Lageson, lucas decided, as he was leaving, was a pretty good guy, though he might have smoked too much dope; Lucas met a surprising number of good guys while he was running around chasing crooks. They usually weren’t as interesting as the assholes, he thought.
PATRICIA SHOCKLEY.
He spotted the address and found a parking space two blocks away, strolled back. The night was getting cool, and he walked with his head down, hands in his pockets. Up ahead, the pale faces of a young couple bobbing toward him, the woman prodding her escort, and they crossed the street before Lucas got to them. Jesus, he looked like a thug? In the dark, with the jeans and the black leather jacket . . . Maybe.

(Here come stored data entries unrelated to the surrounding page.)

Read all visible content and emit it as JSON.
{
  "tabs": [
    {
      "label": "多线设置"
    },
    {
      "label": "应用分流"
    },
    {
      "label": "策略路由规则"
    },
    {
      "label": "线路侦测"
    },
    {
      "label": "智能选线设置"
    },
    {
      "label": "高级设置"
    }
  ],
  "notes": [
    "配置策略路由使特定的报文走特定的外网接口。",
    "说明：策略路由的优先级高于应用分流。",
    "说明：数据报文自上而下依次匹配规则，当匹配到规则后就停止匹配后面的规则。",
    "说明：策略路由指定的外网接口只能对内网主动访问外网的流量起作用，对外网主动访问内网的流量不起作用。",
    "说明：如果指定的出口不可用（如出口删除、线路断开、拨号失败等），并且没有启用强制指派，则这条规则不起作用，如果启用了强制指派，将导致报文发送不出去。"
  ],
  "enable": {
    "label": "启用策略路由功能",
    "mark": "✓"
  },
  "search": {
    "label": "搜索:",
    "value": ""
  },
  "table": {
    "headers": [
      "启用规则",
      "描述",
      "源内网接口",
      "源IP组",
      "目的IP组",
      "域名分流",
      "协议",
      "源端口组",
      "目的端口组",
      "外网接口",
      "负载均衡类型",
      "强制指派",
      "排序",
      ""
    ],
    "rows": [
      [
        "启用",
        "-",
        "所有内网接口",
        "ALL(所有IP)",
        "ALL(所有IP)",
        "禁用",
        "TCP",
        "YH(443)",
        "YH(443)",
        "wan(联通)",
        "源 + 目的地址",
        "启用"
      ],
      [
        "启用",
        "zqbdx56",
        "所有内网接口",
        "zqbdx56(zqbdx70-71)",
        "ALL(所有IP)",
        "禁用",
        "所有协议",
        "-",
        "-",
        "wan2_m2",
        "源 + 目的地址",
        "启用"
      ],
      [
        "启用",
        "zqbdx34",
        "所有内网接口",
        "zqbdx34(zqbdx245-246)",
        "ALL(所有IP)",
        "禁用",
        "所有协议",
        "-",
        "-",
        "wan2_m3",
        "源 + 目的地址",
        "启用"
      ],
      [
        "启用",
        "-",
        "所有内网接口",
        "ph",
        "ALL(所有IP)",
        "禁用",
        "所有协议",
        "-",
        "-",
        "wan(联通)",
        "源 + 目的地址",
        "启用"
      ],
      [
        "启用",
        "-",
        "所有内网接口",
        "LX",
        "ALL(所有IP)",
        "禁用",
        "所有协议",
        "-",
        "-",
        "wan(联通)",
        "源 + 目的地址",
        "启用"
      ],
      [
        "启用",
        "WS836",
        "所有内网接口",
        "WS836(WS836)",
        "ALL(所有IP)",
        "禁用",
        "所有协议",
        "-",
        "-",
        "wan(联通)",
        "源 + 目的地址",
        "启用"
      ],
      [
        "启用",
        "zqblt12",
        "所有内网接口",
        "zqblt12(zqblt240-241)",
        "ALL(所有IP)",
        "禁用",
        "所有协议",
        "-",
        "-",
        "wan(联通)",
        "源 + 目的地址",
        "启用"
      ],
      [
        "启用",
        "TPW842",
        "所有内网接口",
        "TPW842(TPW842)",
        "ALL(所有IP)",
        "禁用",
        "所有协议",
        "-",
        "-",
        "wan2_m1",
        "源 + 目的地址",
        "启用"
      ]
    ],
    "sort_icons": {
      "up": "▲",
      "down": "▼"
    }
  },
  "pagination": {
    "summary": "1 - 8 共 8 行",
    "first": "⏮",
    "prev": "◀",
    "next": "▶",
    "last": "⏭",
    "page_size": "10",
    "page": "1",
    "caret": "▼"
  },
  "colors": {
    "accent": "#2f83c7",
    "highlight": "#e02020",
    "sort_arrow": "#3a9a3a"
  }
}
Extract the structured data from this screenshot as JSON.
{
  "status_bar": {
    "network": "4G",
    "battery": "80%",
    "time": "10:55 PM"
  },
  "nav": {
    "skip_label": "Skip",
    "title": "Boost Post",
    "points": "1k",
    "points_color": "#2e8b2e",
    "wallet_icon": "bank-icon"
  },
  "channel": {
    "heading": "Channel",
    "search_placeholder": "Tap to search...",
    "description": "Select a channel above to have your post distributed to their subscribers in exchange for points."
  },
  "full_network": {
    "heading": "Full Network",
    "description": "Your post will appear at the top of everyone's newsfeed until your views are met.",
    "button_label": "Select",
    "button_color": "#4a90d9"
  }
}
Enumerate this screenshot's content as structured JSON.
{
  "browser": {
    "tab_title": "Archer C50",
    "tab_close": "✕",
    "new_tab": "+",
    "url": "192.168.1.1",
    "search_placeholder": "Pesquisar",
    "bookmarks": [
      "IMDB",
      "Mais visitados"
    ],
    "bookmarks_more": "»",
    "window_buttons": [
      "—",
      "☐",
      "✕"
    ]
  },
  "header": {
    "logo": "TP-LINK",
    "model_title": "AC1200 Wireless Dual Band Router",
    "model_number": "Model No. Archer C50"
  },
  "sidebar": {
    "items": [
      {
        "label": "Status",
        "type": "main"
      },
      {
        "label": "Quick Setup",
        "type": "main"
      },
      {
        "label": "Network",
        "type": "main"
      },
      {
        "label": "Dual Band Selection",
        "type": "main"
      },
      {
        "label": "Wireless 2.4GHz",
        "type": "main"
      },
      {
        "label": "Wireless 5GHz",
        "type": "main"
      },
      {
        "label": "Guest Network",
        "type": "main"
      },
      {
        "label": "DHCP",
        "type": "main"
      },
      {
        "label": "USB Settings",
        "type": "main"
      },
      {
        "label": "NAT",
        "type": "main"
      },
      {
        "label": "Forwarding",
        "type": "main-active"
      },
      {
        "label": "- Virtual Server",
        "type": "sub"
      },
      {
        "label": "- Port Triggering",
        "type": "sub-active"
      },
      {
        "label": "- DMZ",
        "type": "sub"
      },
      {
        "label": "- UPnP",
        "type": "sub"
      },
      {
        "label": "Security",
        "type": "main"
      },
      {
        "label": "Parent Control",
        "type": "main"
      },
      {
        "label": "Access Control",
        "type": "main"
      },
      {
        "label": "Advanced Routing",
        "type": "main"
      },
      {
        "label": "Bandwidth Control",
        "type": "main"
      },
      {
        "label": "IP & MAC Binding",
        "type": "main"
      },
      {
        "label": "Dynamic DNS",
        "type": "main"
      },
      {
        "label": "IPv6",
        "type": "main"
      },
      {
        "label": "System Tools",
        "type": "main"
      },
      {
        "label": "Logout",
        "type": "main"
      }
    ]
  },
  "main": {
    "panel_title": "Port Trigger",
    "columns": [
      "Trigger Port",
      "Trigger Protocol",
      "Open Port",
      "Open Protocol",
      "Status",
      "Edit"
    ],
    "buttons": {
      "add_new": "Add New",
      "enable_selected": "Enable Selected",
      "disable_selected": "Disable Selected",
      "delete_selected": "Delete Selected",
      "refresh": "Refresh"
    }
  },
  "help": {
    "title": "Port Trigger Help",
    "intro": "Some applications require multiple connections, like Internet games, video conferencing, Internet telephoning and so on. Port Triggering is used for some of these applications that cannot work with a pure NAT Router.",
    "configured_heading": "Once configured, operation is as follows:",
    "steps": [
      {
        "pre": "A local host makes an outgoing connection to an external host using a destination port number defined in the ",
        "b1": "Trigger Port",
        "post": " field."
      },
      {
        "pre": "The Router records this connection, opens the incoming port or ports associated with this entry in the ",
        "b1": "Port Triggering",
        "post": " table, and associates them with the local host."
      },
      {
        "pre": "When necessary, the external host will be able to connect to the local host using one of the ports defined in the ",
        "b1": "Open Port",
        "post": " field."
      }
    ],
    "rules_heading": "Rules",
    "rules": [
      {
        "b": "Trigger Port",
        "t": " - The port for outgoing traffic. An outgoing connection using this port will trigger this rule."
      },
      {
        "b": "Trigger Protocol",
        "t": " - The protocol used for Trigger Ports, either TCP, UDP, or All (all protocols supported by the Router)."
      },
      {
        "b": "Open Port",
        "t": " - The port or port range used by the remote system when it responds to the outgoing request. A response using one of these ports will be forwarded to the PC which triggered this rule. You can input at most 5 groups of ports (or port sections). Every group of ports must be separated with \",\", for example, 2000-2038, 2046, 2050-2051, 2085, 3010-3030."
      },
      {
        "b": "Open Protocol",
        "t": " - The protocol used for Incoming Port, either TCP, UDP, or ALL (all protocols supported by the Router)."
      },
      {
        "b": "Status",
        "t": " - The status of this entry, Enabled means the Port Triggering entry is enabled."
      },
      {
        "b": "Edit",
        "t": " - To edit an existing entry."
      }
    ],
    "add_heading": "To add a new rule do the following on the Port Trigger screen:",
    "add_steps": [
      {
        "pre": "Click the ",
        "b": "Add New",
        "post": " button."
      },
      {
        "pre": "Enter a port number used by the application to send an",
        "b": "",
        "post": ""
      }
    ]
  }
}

Patricia Shockley’s apartment was in another of the converted houses, bigger than the house that Carter lived in, and better kept. The front door was locked, and he pushed a doorbell with a label that said Shockley/Price. A woman’s voice from a doorside speaker: “Who is it?”
“Lucas Davenport, Bureau of Criminal Apprehension,” he said. “I’m a state investigator, looking into the Ford and Austin murders. I need to talk to Patricia Shockley.”
After a moment’s hesitation, “Where did you get my name?”
“Alyssa Austin. It was also in the state file, from an interview with Agent Benson.”
“I’ll buzz you in.”
The lock buzzed and slipped, and Lucas pushed through the door into the hallway. A Persian carpet covered the wooden floor inside, and a wide oaken staircase twisted up to the second floor. Like a sorority house, he thought. A woman came to the landing and said, “Up here.”
Patricia Shockley was in full Goth: black leggings, black blouse, black-dyed hair, badly chewed black nails. Late twenties. She led him down the hallway to her apartment. Another Goth woman, this one wearing a sixties-style black sheath over black leggings, perched on a stool at a dinner bar off the kitchen, legs crossed.